I spent my morning reading and listening to all of my favorite chill out tunes by The Flaming Lips and The Shins. With some X and Sex Pistols thrown in to wake me up.
To vacation is to relax. To chill. To decompress. To read in bed staring out the window. Vacation for me is room service, jacuzzis and lounging on a pool chair in the sun.
Since the pandemic hit, we've all been cloistered indoors. My vitamin D levels were alarmingly low. Pale and bloated, my skin and weight suffered.
During the early days of Covid, I was stuck inside all day and would work early morning to evening without taking a break to even change my clothes. I bought three sets of satin pajamas and used them interchangeably.
My dogs were happy to have me home but I have to say, it wasn't healthy. I don't do boundaries very well even during healthy times and my home life and work life became so blurred that I couldn't get away. For some reason, I couldn't stop myself from opening my computer on the weekend to try and get ahead for the week. And I would lose hours and hours and emerge blurry eyed from my den.

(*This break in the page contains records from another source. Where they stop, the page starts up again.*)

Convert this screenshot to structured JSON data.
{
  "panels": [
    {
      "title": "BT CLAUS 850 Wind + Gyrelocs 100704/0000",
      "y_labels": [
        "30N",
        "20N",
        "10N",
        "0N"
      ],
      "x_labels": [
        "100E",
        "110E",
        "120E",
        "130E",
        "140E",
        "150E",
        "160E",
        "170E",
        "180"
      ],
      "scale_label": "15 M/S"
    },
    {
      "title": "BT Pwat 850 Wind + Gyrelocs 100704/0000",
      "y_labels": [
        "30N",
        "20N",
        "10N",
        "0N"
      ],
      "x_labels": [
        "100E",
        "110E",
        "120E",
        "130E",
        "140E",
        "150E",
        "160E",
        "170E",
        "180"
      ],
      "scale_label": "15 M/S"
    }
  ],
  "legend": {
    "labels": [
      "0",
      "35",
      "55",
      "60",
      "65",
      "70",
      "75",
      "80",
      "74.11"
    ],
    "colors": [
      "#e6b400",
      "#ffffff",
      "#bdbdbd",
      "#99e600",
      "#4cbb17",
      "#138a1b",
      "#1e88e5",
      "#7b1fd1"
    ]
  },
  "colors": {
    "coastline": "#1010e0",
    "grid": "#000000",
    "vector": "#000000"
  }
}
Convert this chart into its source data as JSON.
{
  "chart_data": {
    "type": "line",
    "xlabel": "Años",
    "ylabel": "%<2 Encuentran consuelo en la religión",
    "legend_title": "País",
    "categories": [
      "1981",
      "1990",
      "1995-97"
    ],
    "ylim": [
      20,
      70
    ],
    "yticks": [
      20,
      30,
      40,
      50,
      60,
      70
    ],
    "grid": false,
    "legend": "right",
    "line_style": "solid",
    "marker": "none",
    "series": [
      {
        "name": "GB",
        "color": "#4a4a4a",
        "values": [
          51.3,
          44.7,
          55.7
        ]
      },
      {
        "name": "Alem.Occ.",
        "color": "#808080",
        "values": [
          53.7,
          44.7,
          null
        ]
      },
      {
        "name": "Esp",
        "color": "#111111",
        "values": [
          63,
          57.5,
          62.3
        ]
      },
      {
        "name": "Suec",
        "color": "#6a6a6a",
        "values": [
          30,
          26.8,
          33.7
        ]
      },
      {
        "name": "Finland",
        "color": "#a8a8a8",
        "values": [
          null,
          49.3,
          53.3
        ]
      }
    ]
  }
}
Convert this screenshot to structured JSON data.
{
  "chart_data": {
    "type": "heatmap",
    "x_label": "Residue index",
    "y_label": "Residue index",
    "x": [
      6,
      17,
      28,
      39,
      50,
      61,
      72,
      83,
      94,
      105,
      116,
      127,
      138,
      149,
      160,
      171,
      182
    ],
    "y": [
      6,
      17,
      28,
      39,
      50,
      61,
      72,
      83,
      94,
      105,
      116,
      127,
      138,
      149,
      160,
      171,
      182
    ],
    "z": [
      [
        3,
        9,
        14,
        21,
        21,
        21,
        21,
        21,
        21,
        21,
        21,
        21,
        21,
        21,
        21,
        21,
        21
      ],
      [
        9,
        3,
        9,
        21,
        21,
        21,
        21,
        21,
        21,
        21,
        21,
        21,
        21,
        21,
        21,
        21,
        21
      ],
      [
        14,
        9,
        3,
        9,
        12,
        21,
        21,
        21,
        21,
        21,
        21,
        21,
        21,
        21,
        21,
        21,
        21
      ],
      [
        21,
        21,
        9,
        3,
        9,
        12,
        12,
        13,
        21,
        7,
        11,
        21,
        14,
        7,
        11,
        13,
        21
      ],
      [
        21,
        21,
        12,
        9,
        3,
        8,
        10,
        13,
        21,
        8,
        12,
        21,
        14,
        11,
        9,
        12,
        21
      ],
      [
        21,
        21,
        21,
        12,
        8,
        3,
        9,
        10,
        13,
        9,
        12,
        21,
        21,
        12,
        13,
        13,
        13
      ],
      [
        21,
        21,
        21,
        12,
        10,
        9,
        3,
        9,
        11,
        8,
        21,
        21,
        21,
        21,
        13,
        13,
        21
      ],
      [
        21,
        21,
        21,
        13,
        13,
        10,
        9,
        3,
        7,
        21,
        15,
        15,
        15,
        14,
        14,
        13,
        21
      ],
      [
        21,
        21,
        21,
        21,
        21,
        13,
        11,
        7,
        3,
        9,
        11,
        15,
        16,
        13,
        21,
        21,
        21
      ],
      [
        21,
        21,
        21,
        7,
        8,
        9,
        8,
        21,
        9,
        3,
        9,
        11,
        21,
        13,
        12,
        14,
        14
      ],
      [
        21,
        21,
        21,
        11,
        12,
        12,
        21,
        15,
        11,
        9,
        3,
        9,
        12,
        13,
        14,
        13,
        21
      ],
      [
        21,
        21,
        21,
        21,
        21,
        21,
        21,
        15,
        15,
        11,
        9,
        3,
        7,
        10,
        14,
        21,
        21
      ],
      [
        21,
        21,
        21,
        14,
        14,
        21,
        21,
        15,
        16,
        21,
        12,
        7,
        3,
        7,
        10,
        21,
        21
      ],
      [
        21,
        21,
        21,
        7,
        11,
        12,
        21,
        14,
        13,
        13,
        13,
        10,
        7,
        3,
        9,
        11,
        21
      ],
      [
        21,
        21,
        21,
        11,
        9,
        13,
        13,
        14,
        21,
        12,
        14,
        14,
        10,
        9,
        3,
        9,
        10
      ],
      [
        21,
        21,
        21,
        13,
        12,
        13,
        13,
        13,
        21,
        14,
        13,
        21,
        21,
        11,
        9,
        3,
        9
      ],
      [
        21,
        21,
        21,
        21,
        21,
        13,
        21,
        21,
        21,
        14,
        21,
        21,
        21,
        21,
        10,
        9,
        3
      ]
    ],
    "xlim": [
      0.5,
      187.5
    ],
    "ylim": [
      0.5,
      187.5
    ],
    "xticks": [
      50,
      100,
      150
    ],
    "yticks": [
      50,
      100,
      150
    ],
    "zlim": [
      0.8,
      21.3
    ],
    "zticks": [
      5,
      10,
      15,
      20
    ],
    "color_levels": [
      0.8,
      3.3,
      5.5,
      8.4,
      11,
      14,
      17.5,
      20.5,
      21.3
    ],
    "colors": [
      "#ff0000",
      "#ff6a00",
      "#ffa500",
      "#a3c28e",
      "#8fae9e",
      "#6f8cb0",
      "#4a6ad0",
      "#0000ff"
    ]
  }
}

The thing that saved me (and by "saved" I'm not exaggerating because my mental health was at risk) was my writing and podcasting. It gave me something to focus on. No matter what, every week I had my master's creative writing class homework due (I'm taking one class a semester for now on the 5 year plan) and every month, a podcast to plan. My creative work gave me an excuse to disengage from work after putting in much more than my required hours. It allowed me to focus on my creative side which is restorative. It gave me a pause from my taxing job where I'm trying to save people from a cruel system of injustice.
For us creatives, that is everything. For some, writing may be a chore but for me, writing is everything. It gives me a place to put everything going on in my head. I never stop, as my husband often tells me, but writing allows me to breathe and gives me space.
Back to my vacation, I'm sitting here writing this staring out the hotel window at the desert view listening to Bowie.
I have to say, there's nothing I'd rather be doing. I think I'm exactly where I'm supposed to be and doing what I love with those I love. Isn't that what life is all about my friends?